European Calcium Society
- Abbreviation: ECS
- Formation: 1989
- Founder: Roland Pochet, Rosario Donato, Claus Heizmann, Jacques Haiech
- Type: Non-profit
- Purpose: Scientific exchange
- Fields: Calcium signaling
- Members: ~300
- Secretary General: Prof. Dr. Geert Bultynck
- President: Prof. Dr. Andreas H. Guse
- Treasurer: Prof. Dr. Luc Leybaert
- Main organ: General assembly
- Website: calciumsociety.com

= European Calcium Society =

The European Calcium Society is a non-profit society that aims to develop relationships between different generations of scientists in Europe working in the field of calcium signaling and the proteins involved in the Calcium Toolkit.

== Origin ==

The First European Symposium took place in 1989 and covered calcium binding proteins in normal and transformed cells. The symposium resulted from a 30-month gestation.

The symposium filled a gap given the lack of European fora in which young European researchers could participate (the International Symposium was held in Asilomar, CA 1986, in Nagoya in 1988, in Banff, Canada, etc.)

A European Union grant called Stimulation Action was awarded to Roland Pochet in November 1986. Long discussions in 1988 between Pochet and Jacques Haiech at Mont Sainte-Odile who pointed out the importance of European researchers in calcium binding proteins (Hamoir, Liége, 1955, Pechere, Montpellier, 1965, Drabikowski, Varsovie, 1970) and the strong support received from Claus Heizmann.

==History==

1997 was important because the “European Calcium Society” was registered under E.U. guidelines, which had earlier rejected a proposal to finance the fourth symposium because of lack of structure. In 1997 they created the group's first ECS Web site, logo, newsletter and a set of statutes published in the “Moniteur belge” as an “Arrêté Royal du 22 septembre 1997” signed by King Albert II.

== 1998-2005 ==

1998-2005 was a consolidation period. Since 2000, ECS has been selected as an EU High-level Scientific Conference allowing it to offer grants to young European researchers.
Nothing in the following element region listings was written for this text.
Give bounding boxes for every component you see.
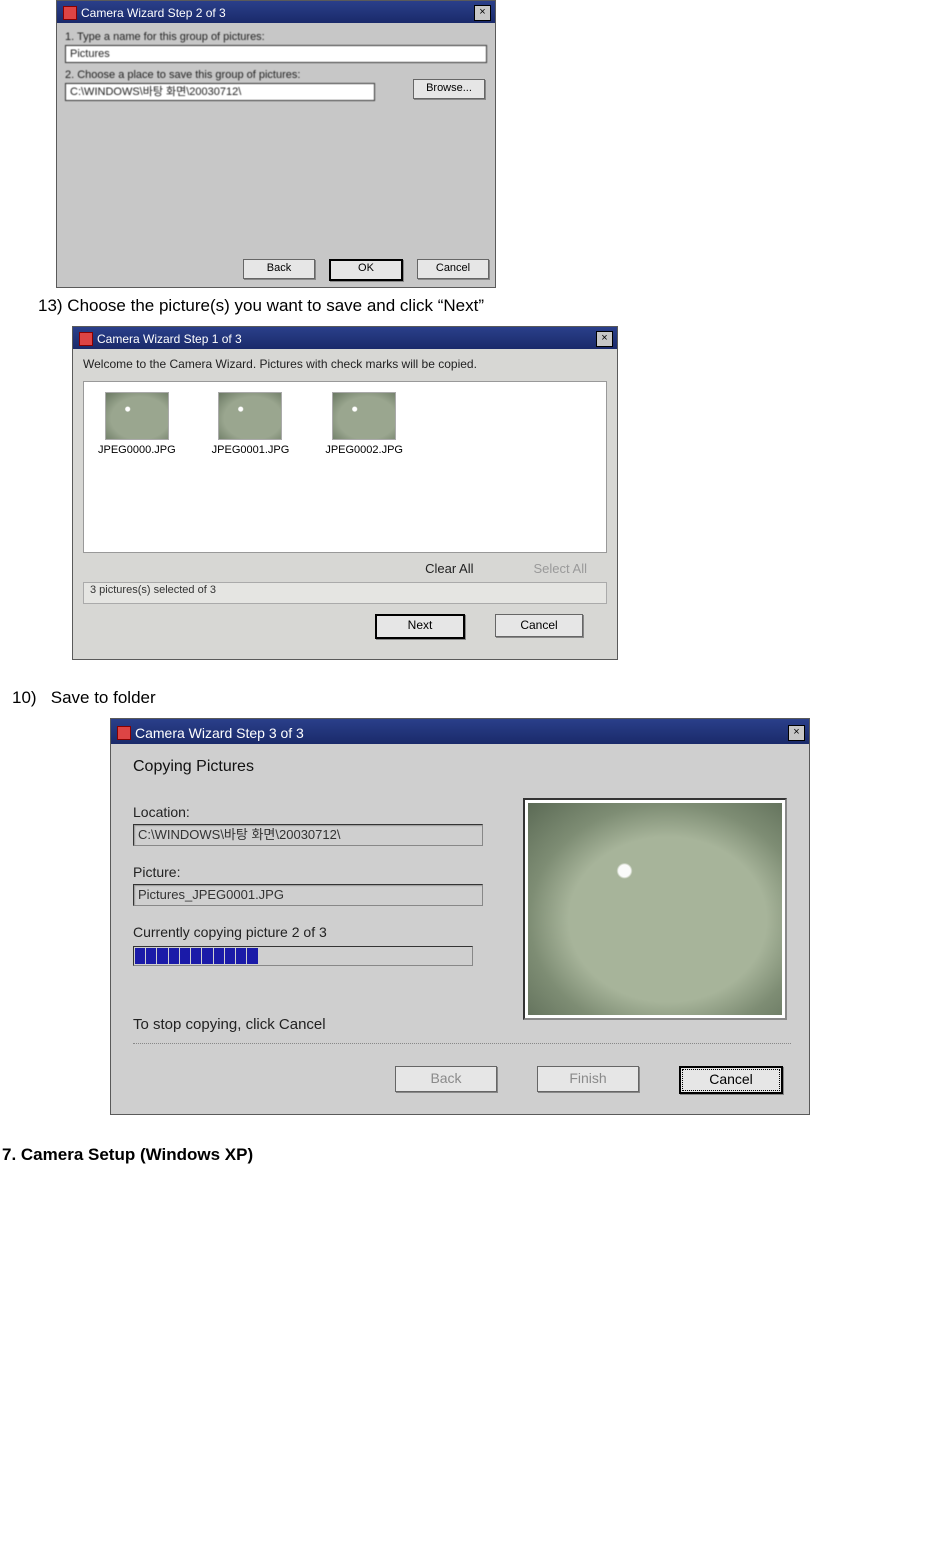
progress-segment bbox=[405, 948, 415, 964]
dialog-title: Camera Wizard Step 3 of 3 bbox=[135, 725, 304, 741]
thumbnail-image bbox=[105, 392, 169, 440]
app-icon bbox=[79, 332, 93, 346]
progress-segment bbox=[202, 948, 212, 964]
thumbnail-filename: JPEG0001.JPG bbox=[212, 444, 290, 456]
thumbnail[interactable]: JPEG0001.JPG bbox=[212, 392, 290, 542]
name-label: 1. Type a name for this group of picture… bbox=[65, 31, 487, 43]
progress-segment bbox=[461, 948, 471, 964]
thumbnail-filename: JPEG0000.JPG bbox=[98, 444, 176, 456]
browse-button[interactable]: Browse... bbox=[413, 79, 485, 99]
progress-segment bbox=[326, 948, 336, 964]
instruction-13: 13) Choose the picture(s) you want to sa… bbox=[38, 296, 932, 316]
close-icon[interactable]: × bbox=[474, 5, 491, 21]
progress-segment bbox=[270, 948, 280, 964]
thumbnail[interactable]: JPEG0000.JPG bbox=[98, 392, 176, 542]
progress-segment bbox=[214, 948, 224, 964]
cancel-button[interactable]: Cancel bbox=[495, 614, 583, 637]
progress-segment bbox=[427, 948, 437, 964]
progress-segment bbox=[371, 948, 381, 964]
titlebar: Camera Wizard Step 3 of 3 × bbox=[111, 719, 809, 744]
back-button[interactable]: Back bbox=[395, 1066, 497, 1092]
progress-segment bbox=[292, 948, 302, 964]
wizard-step2-dialog: Camera Wizard Step 2 of 3 × 1. Type a na… bbox=[56, 0, 496, 288]
thumbnail[interactable]: JPEG0002.JPG bbox=[325, 392, 403, 542]
preview-panel bbox=[523, 798, 787, 1020]
titlebar: Camera Wizard Step 1 of 3 × bbox=[73, 327, 617, 349]
cancel-button[interactable]: Cancel bbox=[679, 1066, 783, 1094]
place-field[interactable]: C:\WINDOWS\바탕 화면\20030712\ bbox=[65, 83, 375, 101]
progress-segment bbox=[337, 948, 347, 964]
dialog-title: Camera Wizard Step 2 of 3 bbox=[81, 6, 226, 20]
app-icon bbox=[63, 6, 77, 20]
thumbnail-image bbox=[332, 392, 396, 440]
select-all-link[interactable]: Select All bbox=[534, 561, 587, 576]
progress-segment bbox=[416, 948, 426, 964]
back-button[interactable]: Back bbox=[243, 259, 315, 279]
copying-heading: Copying Pictures bbox=[133, 758, 791, 776]
progress-segment bbox=[360, 948, 370, 964]
section-7-heading: 7. Camera Setup (Windows XP) bbox=[2, 1145, 932, 1165]
app-icon bbox=[117, 726, 131, 740]
progress-segment bbox=[438, 948, 448, 964]
wizard-blurb: Welcome to the Camera Wizard. Pictures w… bbox=[83, 357, 607, 371]
titlebar: Camera Wizard Step 2 of 3 × bbox=[57, 1, 495, 23]
ok-button[interactable]: OK bbox=[329, 259, 403, 281]
progress-segment bbox=[157, 948, 167, 964]
progress-segment bbox=[281, 948, 291, 964]
thumbnail-image bbox=[218, 392, 282, 440]
clear-all-link[interactable]: Clear All bbox=[425, 561, 473, 576]
next-button[interactable]: Next bbox=[375, 614, 465, 639]
progress-segment bbox=[236, 948, 246, 964]
divider bbox=[133, 1043, 791, 1044]
instruction-10: 10) Save to folder bbox=[12, 688, 932, 708]
picture-field: Pictures_JPEG0001.JPG bbox=[133, 884, 483, 906]
progress-segment bbox=[315, 948, 325, 964]
progress-segment bbox=[135, 948, 145, 964]
cancel-button[interactable]: Cancel bbox=[417, 259, 489, 279]
selection-status: 3 pictures(s) selected of 3 bbox=[83, 582, 607, 604]
progress-segment bbox=[348, 948, 358, 964]
preview-image bbox=[528, 803, 782, 1015]
dialog-title: Camera Wizard Step 1 of 3 bbox=[97, 332, 242, 346]
wizard-step3-dialog: Camera Wizard Step 3 of 3 × Copying Pict… bbox=[110, 718, 810, 1115]
name-field[interactable]: Pictures bbox=[65, 45, 487, 63]
progress-segment bbox=[304, 948, 314, 964]
thumbnail-grid: JPEG0000.JPG JPEG0001.JPG JPEG0002.JPG bbox=[83, 381, 607, 553]
progress-segment bbox=[247, 948, 257, 964]
location-field: C:\WINDOWS\바탕 화면\20030712\ bbox=[133, 824, 483, 846]
progress-segment bbox=[393, 948, 403, 964]
progress-segment bbox=[259, 948, 269, 964]
progress-segment bbox=[382, 948, 392, 964]
progress-segment bbox=[180, 948, 190, 964]
progress-bar bbox=[133, 946, 473, 966]
close-icon[interactable]: × bbox=[596, 331, 613, 347]
progress-segment bbox=[450, 948, 460, 964]
progress-segment bbox=[169, 948, 179, 964]
progress-segment bbox=[146, 948, 156, 964]
finish-button[interactable]: Finish bbox=[537, 1066, 639, 1092]
progress-segment bbox=[225, 948, 235, 964]
wizard-step1-dialog: Camera Wizard Step 1 of 3 × Welcome to t… bbox=[72, 326, 618, 660]
close-icon[interactable]: × bbox=[788, 725, 805, 741]
thumbnail-filename: JPEG0002.JPG bbox=[325, 444, 403, 456]
progress-segment bbox=[191, 948, 201, 964]
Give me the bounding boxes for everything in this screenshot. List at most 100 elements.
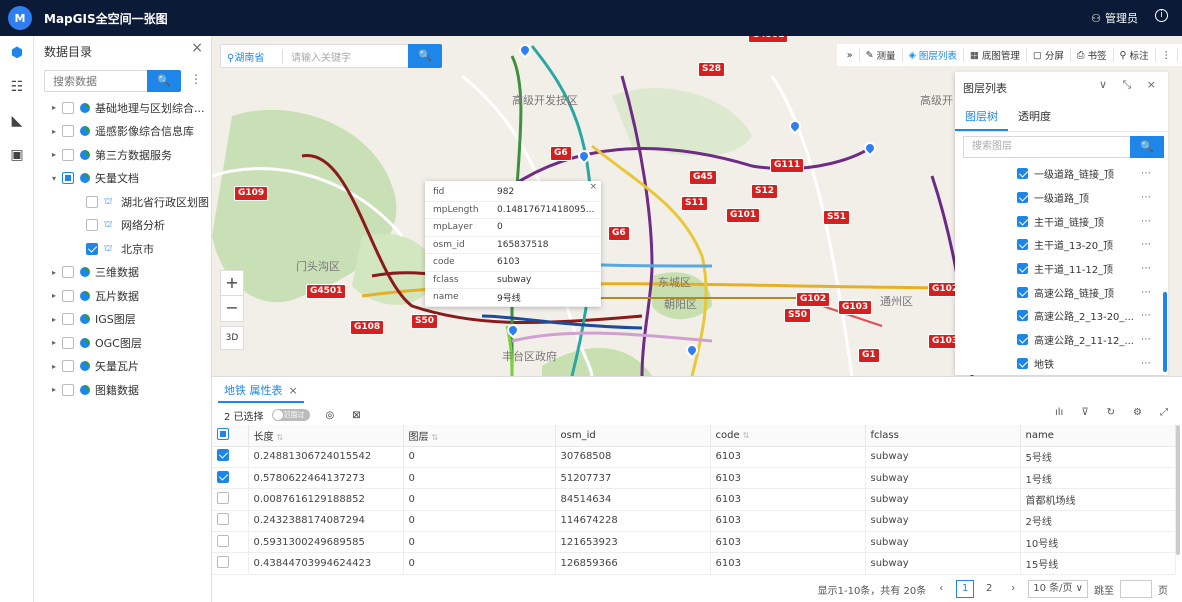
layer-list-item[interactable]: 一级道路_顶 ⋯ [955,186,1161,210]
tab-close-icon[interactable]: × [289,381,298,401]
layer-list-item[interactable]: 主干道_13-20_顶 ⋯ [955,233,1161,257]
row-select-cell[interactable] [212,446,249,468]
row-select-cell[interactable] [212,510,249,533]
row-checkbox[interactable] [217,470,229,483]
tree-item-checkbox[interactable] [62,336,74,349]
layer-visibility-checkbox[interactable] [1017,215,1028,227]
table-row[interactable]: 0.2432388174087294 0 114674228 6103 subway 2号… [212,510,1176,533]
row-select-cell[interactable] [212,531,249,554]
expand-arrow-icon[interactable]: ▾ [46,174,62,183]
popup-close-icon[interactable]: × [589,182,597,192]
catalog-tree-item[interactable]: ⛫ 北京市 [34,237,212,261]
catalog-tree-item[interactable]: ▸ 图籍数据 [34,378,212,402]
layer-list-tool[interactable]: ◈ 图层列表 [903,48,964,62]
layer-list-item[interactable]: 主干道_链接_顶 ⋯ [955,209,1161,233]
row-checkbox[interactable] [217,534,229,547]
layer-list-item[interactable]: 高速公路_链接_顶 ⋯ [955,280,1161,304]
layer-more-icon[interactable]: ⋯ [1141,334,1151,345]
table-row[interactable]: 0.5931300249689585 0 121653923 6103 subway 10… [212,531,1176,554]
next-page-button[interactable]: › [1004,580,1022,598]
column-header[interactable]: 图层 ⇅ [403,425,556,447]
row-select-cell[interactable] [212,467,249,490]
split-screen-tool[interactable]: ▢ 分屏 [1027,48,1071,62]
row-checkbox[interactable] [217,449,229,462]
column-header[interactable]: name [1020,425,1176,447]
layer-visibility-checkbox[interactable] [1017,357,1028,369]
layer-list-item[interactable]: 地铁 ⋯ [955,352,1161,376]
table-row[interactable]: 0.43844703994624423 0 126859366 6103 subway 1… [212,552,1176,575]
range-filter-toggle[interactable]: 范围过滤 [271,409,310,431]
layer-visibility-checkbox[interactable] [1017,263,1028,275]
tab-opacity[interactable]: 透明度 [1008,104,1061,131]
layer-visibility-checkbox[interactable] [1017,286,1028,298]
expand-arrow-icon[interactable]: ▸ [46,385,62,394]
page-1-button[interactable]: 1 [956,580,975,598]
filter-icon[interactable]: ⊽ [1081,407,1088,418]
layer-list-item[interactable]: 高速公路_2_11-12_... ⋯ [955,328,1161,352]
tree-item-checkbox[interactable] [62,172,74,185]
page-size-select[interactable]: 10 条/页 ∨ [1028,580,1088,598]
catalog-tree-item[interactable]: ▸ 瓦片数据 [34,284,212,308]
layer-visibility-checkbox[interactable] [1017,334,1028,346]
tree-item-checkbox[interactable] [62,313,74,326]
select-all-header[interactable] [212,425,249,447]
layer-list-item[interactable]: 主干道_11-12_顶 ⋯ [955,257,1161,281]
expand-arrow-icon[interactable]: ▸ [46,338,62,347]
expand-arrow-icon[interactable]: ▸ [46,291,62,300]
basemap-tool[interactable]: ▦ 底图管理 [964,48,1027,62]
table-row[interactable]: 0.24881306724015542 0 30768508 6103 subway 5号… [212,446,1176,468]
collapse-toolbar-button[interactable]: » [841,48,860,62]
row-select-cell[interactable] [212,488,249,511]
column-header[interactable]: osm_id [555,425,711,447]
layer-panel-controls[interactable]: ∨ ⤡ × [1099,78,1162,92]
sort-icon[interactable]: ⇅ [432,433,439,442]
column-header[interactable]: code ⇅ [710,425,866,447]
tree-item-checkbox[interactable] [62,148,74,161]
tree-item-checkbox[interactable] [62,125,74,138]
catalog-tree-item[interactable]: ▸ IGS图层 [34,308,212,332]
layer-more-icon[interactable]: ⋯ [1141,168,1151,179]
expand-icon[interactable]: ⤢ [1160,407,1168,418]
user-menu[interactable]: ⚇ 管理员 [1091,10,1138,26]
layer-list-item[interactable]: 一级道路_链接_顶 ⋯ [955,162,1161,186]
catalog-tree-item[interactable]: ⛫ 湖北省行政区划图 [34,190,212,214]
layer-more-icon[interactable]: ⋯ [1141,263,1151,274]
catalog-tree-item[interactable]: ▸ 基础地理与区划综合... [34,96,212,120]
table-scrollbar[interactable] [1176,425,1180,555]
map-view[interactable]: 高级开发技区 高级开门头沟区东城区朝阳区 通州区丰台区政府 G4501 S28 G6 G4… [212,36,1182,376]
column-header[interactable]: 长度 ⇅ [248,425,404,447]
tree-item-checkbox[interactable] [62,289,74,302]
monitor-icon[interactable]: ▣ [0,138,34,172]
bookmark-tool[interactable]: ⎙ 书签 [1071,48,1114,62]
catalog-tree-item[interactable]: ▸ OGC图层 [34,331,212,355]
locate-icon[interactable]: ◎ [326,410,335,421]
tree-item-checkbox[interactable] [62,383,74,396]
region-selector[interactable]: ⚲湖南省 [221,48,283,64]
catalog-more-icon[interactable]: ⋮ [190,72,202,86]
layer-more-icon[interactable]: ⋯ [1141,239,1151,250]
catalog-tree-item[interactable]: ▾ 矢量文档 [34,167,212,191]
3d-toggle-button[interactable]: 3D [220,326,244,350]
layer-more-icon[interactable]: ⋯ [1141,287,1151,298]
select-all-checkbox[interactable] [217,427,229,440]
map-search-input[interactable]: 请输入关键字 [283,49,425,64]
expand-arrow-icon[interactable]: ▸ [46,127,62,136]
more-tools-button[interactable]: ⋮ [1156,48,1178,62]
chart-icon[interactable]: ılı [1055,407,1063,418]
table-row[interactable]: 0.5780622464137273 0 51207737 6103 subway 1号线 [212,467,1176,490]
sort-icon[interactable]: ⇅ [277,433,284,442]
measure-tool[interactable]: ✎ 测量 [860,48,903,62]
tab-layer-tree[interactable]: 图层树 [955,104,1008,131]
catalog-tree-item[interactable]: ▸ 遥感影像综合信息库 [34,120,212,144]
layer-visibility-checkbox[interactable] [1017,239,1028,251]
catalog-search-button[interactable]: 🔍 [147,70,181,92]
info-icon[interactable]: i [1155,9,1168,22]
row-checkbox[interactable] [217,556,229,569]
catalog-tree-item[interactable]: ▸ 矢量瓦片 [34,355,212,379]
refresh-icon[interactable]: ↻ [1107,407,1115,418]
analysis-icon[interactable]: ◣ [0,104,34,138]
expand-arrow-icon[interactable]: ▸ [46,268,62,277]
catalog-tree-item[interactable]: ▸ 第三方数据服务 [34,143,212,167]
expand-arrow-icon[interactable]: ▸ [46,362,62,371]
tree-item-checkbox[interactable] [62,360,74,373]
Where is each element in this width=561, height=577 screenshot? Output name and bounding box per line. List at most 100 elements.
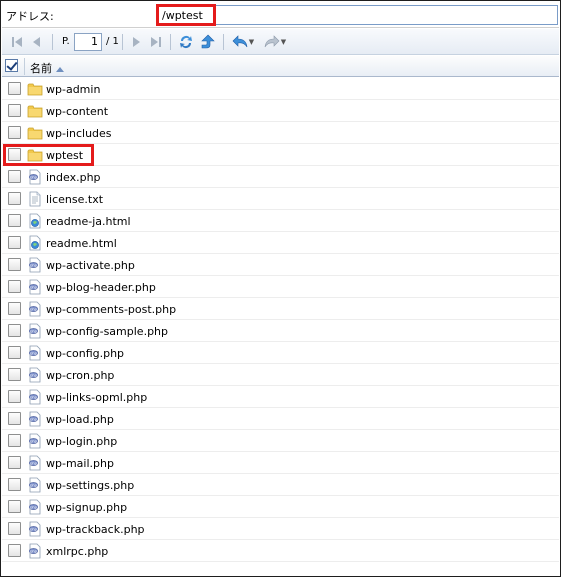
php-file-icon: php (27, 345, 43, 361)
row-checkbox[interactable] (8, 412, 21, 425)
file-name[interactable]: wp-trackback.php (46, 523, 145, 536)
select-all-checkbox[interactable] (5, 59, 18, 72)
file-name[interactable]: wp-comments-post.php (46, 303, 176, 316)
list-item[interactable]: php wp-blog-header.php (2, 276, 559, 298)
file-name[interactable]: xmlrpc.php (46, 545, 108, 558)
svg-text:php: php (30, 373, 38, 377)
list-item[interactable]: php index.php (2, 166, 559, 188)
forward-dropdown-button[interactable]: ▼ (262, 33, 288, 51)
row-checkbox[interactable] (8, 104, 21, 117)
name-column-header[interactable]: 名前 (30, 60, 64, 76)
address-input[interactable]: /wptest (156, 5, 558, 25)
page-prefix: P. (62, 36, 70, 47)
file-name[interactable]: readme.html (46, 237, 117, 250)
php-file-icon: php (27, 411, 43, 427)
row-checkbox[interactable] (8, 434, 21, 447)
toolbar: P. 1 / 1 ▼ ▼ (2, 29, 559, 55)
file-name[interactable]: wp-signup.php (46, 501, 127, 514)
address-highlight-box (156, 4, 216, 26)
php-file-icon: php (27, 367, 43, 383)
row-checkbox[interactable] (8, 214, 21, 227)
last-page-button[interactable] (147, 33, 165, 51)
row-checkbox[interactable] (8, 500, 21, 513)
row-checkbox[interactable] (8, 192, 21, 205)
back-arrow-icon (232, 35, 248, 48)
file-name[interactable]: wp-includes (46, 127, 112, 140)
refresh-button[interactable] (177, 33, 195, 51)
file-name[interactable]: wp-config-sample.php (46, 325, 168, 338)
list-item[interactable]: php wp-mail.php (2, 452, 559, 474)
sort-ascending-icon (56, 66, 64, 72)
list-item[interactable]: readme-ja.html (2, 210, 559, 232)
row-checkbox[interactable] (8, 280, 21, 293)
file-name[interactable]: wp-content (46, 105, 108, 118)
list-item[interactable]: php wp-signup.php (2, 496, 559, 518)
file-name[interactable]: readme-ja.html (46, 215, 131, 228)
file-name[interactable]: wp-config.php (46, 347, 124, 360)
list-item[interactable]: php wp-comments-post.php (2, 298, 559, 320)
prev-page-button[interactable] (28, 33, 46, 51)
list-item[interactable]: php wp-links-opml.php (2, 386, 559, 408)
php-file-icon: php (27, 433, 43, 449)
list-item[interactable]: php wp-cron.php (2, 364, 559, 386)
row-checkbox[interactable] (8, 324, 21, 337)
file-name[interactable]: wp-links-opml.php (46, 391, 147, 404)
list-item[interactable]: php wp-settings.php (2, 474, 559, 496)
list-item[interactable]: php wp-activate.php (2, 254, 559, 276)
php-file-icon: php (27, 257, 43, 273)
row-checkbox[interactable] (8, 346, 21, 359)
file-name[interactable]: wp-blog-header.php (46, 281, 156, 294)
file-name[interactable]: wp-settings.php (46, 479, 134, 492)
back-dropdown-button[interactable]: ▼ (230, 33, 256, 51)
list-item[interactable]: wp-content (2, 100, 559, 122)
refresh-icon (180, 36, 192, 49)
file-name[interactable]: license.txt (46, 193, 103, 206)
html-file-icon (27, 213, 43, 229)
svg-text:php: php (30, 461, 38, 465)
list-item[interactable]: wp-includes (2, 122, 559, 144)
up-arrow-icon (201, 34, 215, 49)
file-name[interactable]: index.php (46, 171, 101, 184)
row-checkbox[interactable] (8, 236, 21, 249)
list-item[interactable]: readme.html (2, 232, 559, 254)
list-item[interactable]: php wp-config.php (2, 342, 559, 364)
first-page-button[interactable] (8, 33, 26, 51)
html-file-icon (27, 235, 43, 251)
row-checkbox[interactable] (8, 522, 21, 535)
file-manager-window: アドレス: /wptest P. 1 / 1 ▼ ▼ 名前 wp-admin w… (0, 0, 561, 577)
row-checkbox[interactable] (8, 258, 21, 271)
list-item[interactable]: php wp-load.php (2, 408, 559, 430)
row-checkbox[interactable] (8, 170, 21, 183)
address-bar: アドレス: /wptest (2, 2, 559, 28)
up-folder-button[interactable] (199, 33, 217, 51)
list-item[interactable]: license.txt (2, 188, 559, 210)
list-item[interactable]: wp-admin (2, 78, 559, 100)
file-name[interactable]: wp-admin (46, 83, 100, 96)
row-checkbox[interactable] (8, 478, 21, 491)
file-name[interactable]: wp-load.php (46, 413, 114, 426)
next-page-button[interactable] (127, 33, 145, 51)
list-item[interactable]: php wp-config-sample.php (2, 320, 559, 342)
file-name[interactable]: wp-mail.php (46, 457, 114, 470)
row-checkbox[interactable] (8, 126, 21, 139)
list-item[interactable]: php wp-login.php (2, 430, 559, 452)
list-item[interactable]: php wp-trackback.php (2, 518, 559, 540)
row-checkbox[interactable] (8, 82, 21, 95)
last-page-icon (151, 37, 161, 47)
file-name[interactable]: wp-cron.php (46, 369, 114, 382)
svg-text:php: php (30, 395, 38, 399)
row-checkbox[interactable] (8, 456, 21, 469)
list-item[interactable]: php xmlrpc.php (2, 540, 559, 562)
row-checkbox[interactable] (8, 544, 21, 557)
svg-text:php: php (30, 351, 38, 355)
row-checkbox[interactable] (8, 390, 21, 403)
forward-arrow-icon (264, 35, 280, 48)
file-name[interactable]: wp-activate.php (46, 259, 135, 272)
name-column-label: 名前 (30, 62, 52, 75)
row-checkbox[interactable] (8, 302, 21, 315)
file-name[interactable]: wp-login.php (46, 435, 117, 448)
toolbar-separator (223, 34, 224, 50)
row-checkbox[interactable] (8, 368, 21, 381)
svg-text:php: php (30, 549, 38, 553)
page-number-input[interactable]: 1 (74, 33, 102, 51)
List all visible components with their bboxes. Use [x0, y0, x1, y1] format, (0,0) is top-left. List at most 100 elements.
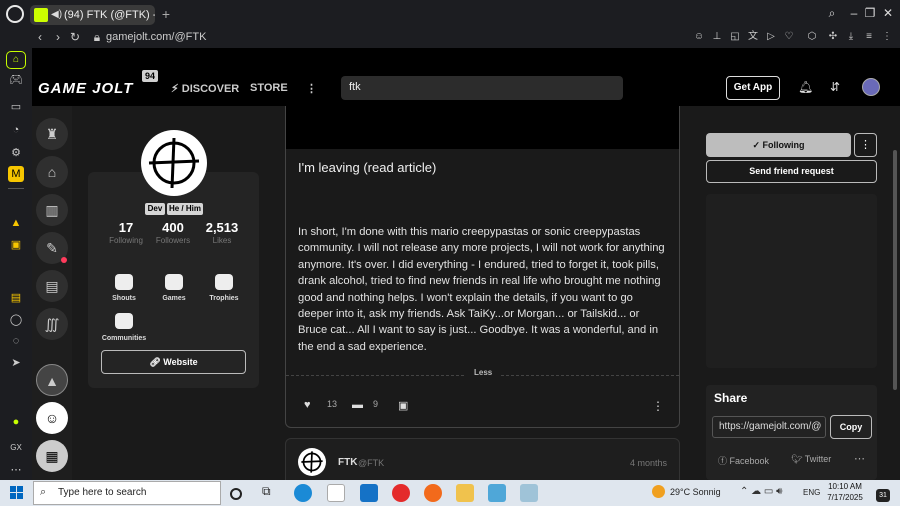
- post2-author-name[interactable]: FTK: [338, 457, 357, 468]
- more-menu-icon[interactable]: ⋮: [306, 82, 317, 95]
- community-avatar-3[interactable]: ▦: [36, 440, 68, 472]
- aria-icon[interactable]: ▲: [8, 215, 24, 231]
- home-icon[interactable]: ⌂: [6, 51, 26, 69]
- forward-button[interactable]: ›: [51, 30, 65, 44]
- control-panel-icon[interactable]: [488, 484, 506, 502]
- following-count[interactable]: 17: [106, 220, 146, 235]
- facebook-share-button[interactable]: ⓕ Facebook: [718, 454, 769, 467]
- download-icon[interactable]: ⤓: [844, 30, 858, 44]
- emoji-icon[interactable]: ☺: [692, 30, 706, 44]
- profile-avatar[interactable]: [141, 130, 207, 196]
- task-view-icon[interactable]: ⧉: [262, 484, 280, 502]
- store-icon[interactable]: [360, 484, 378, 502]
- sound-icon[interactable]: ◀): [51, 5, 62, 25]
- notepad-icon[interactable]: [327, 484, 345, 502]
- share-more-icon[interactable]: ⋯: [854, 452, 865, 465]
- taskbar-search-input[interactable]: Type here to search: [33, 481, 221, 505]
- opera-ai-icon[interactable]: ●: [8, 414, 24, 430]
- speed-icon[interactable]: ◔: [8, 122, 24, 138]
- language-indicator[interactable]: ENG: [803, 488, 820, 497]
- store-link[interactable]: STORE: [250, 82, 288, 94]
- gamejolt-logo[interactable]: GAME JOLT: [38, 80, 133, 97]
- pin-icon[interactable]: ⊥: [710, 30, 724, 44]
- twitter-share-button[interactable]: 🐦︎ Twitter: [791, 454, 831, 465]
- trophies-action[interactable]: Trophies: [204, 274, 244, 302]
- community-avatar-1[interactable]: ▲: [36, 364, 68, 396]
- games-action[interactable]: Games: [156, 274, 192, 302]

The board was enlarged to include Volker Gerke and Steve Moss. ECS provided posters, prizes and recently special grants for young researchers.

== Youth emphasis ==
Since its creation, 30 to 35% of the participants at ECS symposia were young researchers (below 35 years old). Encouraging young researchers to participate has always been one of the main objectives.

==Publication==

Since 1992 Heizmann has sponsored the publication of significant articles in the scientific journal Biochimica et Biophysica Acta. A newsletter is also produced twice a year (May and November).

==Workshops==

In 2007, ECS launched its first workshop, in Ariège (France). The second took place in June 2009 in Smolenice (Slovakia).